Competitive Position
The Code Intelligence Landscape
GitNexus sits at the intersection of code search, static analysis, and agent context:
| Tool | Approach | Agent Integration |
|---|---|---|
| GitNexus | Knowledge graph (structural relationships) | MCP + skills + hooks |
| DeepWiki | LLM-generated documentation | Read-only wiki |
| Greptile | Codebase-aware AI search (cloud) | API |
| Sourcegraph | Code search + intelligence (enterprise) | Cody AI |
| Aider / repo-map | Lightweight tag-based code maps | Built into agent |
GitNexus's differentiator is the knowledge graph approach — it does not summarize code (DeepWiki) or search it (Sourcegraph). It models every structural relationship so agents can query impact, trace execution flows, and understand blast radius before editing.
Strengths
- Zero-server privacy — No cloud dependency, no code exfiltration risk. Critical for enterprise and security-conscious teams
- Graph depth — Blast radius analysis, execution flow tracing, and community detection go well beyond what code search provides
- MCP-native — Built for the agent era. 7 tools + 7 resources + 2 prompts + 4 skills is the most comprehensive MCP integration in the code intelligence space
- Hybrid search — BM25 + semantic + Reciprocal Rank Fusion, grouped by process. Not just finding symbols but understanding their role in execution flows
- Auto-reindex — PostToolUse hooks in Claude Code keep the graph current after every commit
Weaknesses
- PolyForm Noncommercial license — Not truly open source. Commercial use requires a separate license, which limits enterprise adoption and community contributions
- LadybugDB lock-in — Custom database engine means no ecosystem tooling, harder to debug, and a bus factor risk
- Browser memory limits — Web UI caps at ~5k files without backend mode. Large monorepos need the CLI
- Single maintainer — Primary development by one person (Abhigyan Patwari), despite 14k stars. Bus factor concern for production dependency
- No incremental indexing —
analyzeappears to be full-repo; large codebases may have slow index times - Crypto scam adjacency — Had to add a disclaimer about unauthorized tokens on Pump.fun. Not GitNexus's fault, but indicates the star count may be partially inflated by crypto/airdrop farmers
What to Watch
- Commercial licensing model — PolyForm Noncommercial limits the addressable market. Will they offer a commercial tier or switch to a more permissive license?

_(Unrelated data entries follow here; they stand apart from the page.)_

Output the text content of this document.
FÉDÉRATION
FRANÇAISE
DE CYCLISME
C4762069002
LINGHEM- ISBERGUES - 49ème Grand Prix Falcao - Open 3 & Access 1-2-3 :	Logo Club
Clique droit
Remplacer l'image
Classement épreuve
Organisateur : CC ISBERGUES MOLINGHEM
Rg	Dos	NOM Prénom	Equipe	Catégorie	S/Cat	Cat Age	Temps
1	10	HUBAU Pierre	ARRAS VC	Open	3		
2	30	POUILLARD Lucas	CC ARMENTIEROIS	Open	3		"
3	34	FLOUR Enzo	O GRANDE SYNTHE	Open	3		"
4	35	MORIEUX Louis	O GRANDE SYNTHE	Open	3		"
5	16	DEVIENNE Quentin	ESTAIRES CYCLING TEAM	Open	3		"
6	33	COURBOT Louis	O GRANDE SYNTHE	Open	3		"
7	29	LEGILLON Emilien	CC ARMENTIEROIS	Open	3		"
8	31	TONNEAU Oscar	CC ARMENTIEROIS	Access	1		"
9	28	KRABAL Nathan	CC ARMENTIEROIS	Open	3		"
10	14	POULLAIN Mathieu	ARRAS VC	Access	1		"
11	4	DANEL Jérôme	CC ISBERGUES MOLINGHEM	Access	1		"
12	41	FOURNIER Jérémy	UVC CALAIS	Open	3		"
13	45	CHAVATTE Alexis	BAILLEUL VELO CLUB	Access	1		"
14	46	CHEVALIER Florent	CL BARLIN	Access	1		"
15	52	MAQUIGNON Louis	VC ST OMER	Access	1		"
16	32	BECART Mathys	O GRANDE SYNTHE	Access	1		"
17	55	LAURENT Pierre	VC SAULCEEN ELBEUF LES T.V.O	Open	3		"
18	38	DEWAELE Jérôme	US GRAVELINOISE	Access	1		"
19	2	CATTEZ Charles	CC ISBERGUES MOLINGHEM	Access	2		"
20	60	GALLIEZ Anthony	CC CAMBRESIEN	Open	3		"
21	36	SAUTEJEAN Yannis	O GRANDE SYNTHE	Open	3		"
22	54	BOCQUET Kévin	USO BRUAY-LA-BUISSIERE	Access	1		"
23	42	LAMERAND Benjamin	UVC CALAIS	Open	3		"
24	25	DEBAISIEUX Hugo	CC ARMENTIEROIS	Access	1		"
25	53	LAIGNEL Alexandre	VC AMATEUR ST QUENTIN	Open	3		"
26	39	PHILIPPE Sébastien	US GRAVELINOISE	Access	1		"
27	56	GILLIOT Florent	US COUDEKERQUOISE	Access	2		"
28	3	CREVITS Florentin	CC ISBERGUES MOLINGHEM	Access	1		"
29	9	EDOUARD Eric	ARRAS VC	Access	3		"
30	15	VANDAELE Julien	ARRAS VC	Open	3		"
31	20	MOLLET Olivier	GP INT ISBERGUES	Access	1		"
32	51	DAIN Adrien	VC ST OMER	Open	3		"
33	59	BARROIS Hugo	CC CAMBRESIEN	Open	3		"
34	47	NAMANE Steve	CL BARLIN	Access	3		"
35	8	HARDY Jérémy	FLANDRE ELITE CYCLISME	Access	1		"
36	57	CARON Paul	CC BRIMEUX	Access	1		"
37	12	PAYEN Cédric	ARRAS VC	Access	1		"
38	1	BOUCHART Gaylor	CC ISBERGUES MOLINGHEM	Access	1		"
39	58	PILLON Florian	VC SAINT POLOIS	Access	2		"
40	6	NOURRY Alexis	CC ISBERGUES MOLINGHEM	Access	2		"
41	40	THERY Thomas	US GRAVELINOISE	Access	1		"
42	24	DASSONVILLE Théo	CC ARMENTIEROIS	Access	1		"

- LadybugDB maturity — If the custom DB engine proves stable and performant at scale, it validates the zero-server approach. If not, it becomes the bottleneck
- Competition from editor-native features — Cursor, Claude Code, and Windsurf are all building deeper codebase awareness natively. GitNexus needs to stay ahead on graph depth
- Incremental indexing — Essential for large-repo developer experience. Full re-index on every change will not scale
- Community contributions — With 1.6k forks but a noncommercial license, the contribution incentive is complicated
Bottom Line
GitNexus is the most sophisticated open-source code intelligence tool for AI agents. The knowledge graph approach — modeling every dependency, call chain, and execution flow — solves a real problem that simpler code search and LLM-generated documentation cannot: giving agents structural awareness before they edit.
The MCP integration is best-in-class, especially the Claude Code pipeline with pre/post hooks. The zero-server architecture is a genuine differentiator for privacy-conscious teams.
The main concerns are the noncommercial license (limits enterprise adoption), single-maintainer risk, and whether the custom LadybugDB engine can scale. But as a tool for making AI coding agents more reliable, the graph-powered blast radius analysis alone justifies trying it.
If you are using AI coding agents daily and tired of them breaking things they did not know were connected — GitNexus is worth indexing your repo.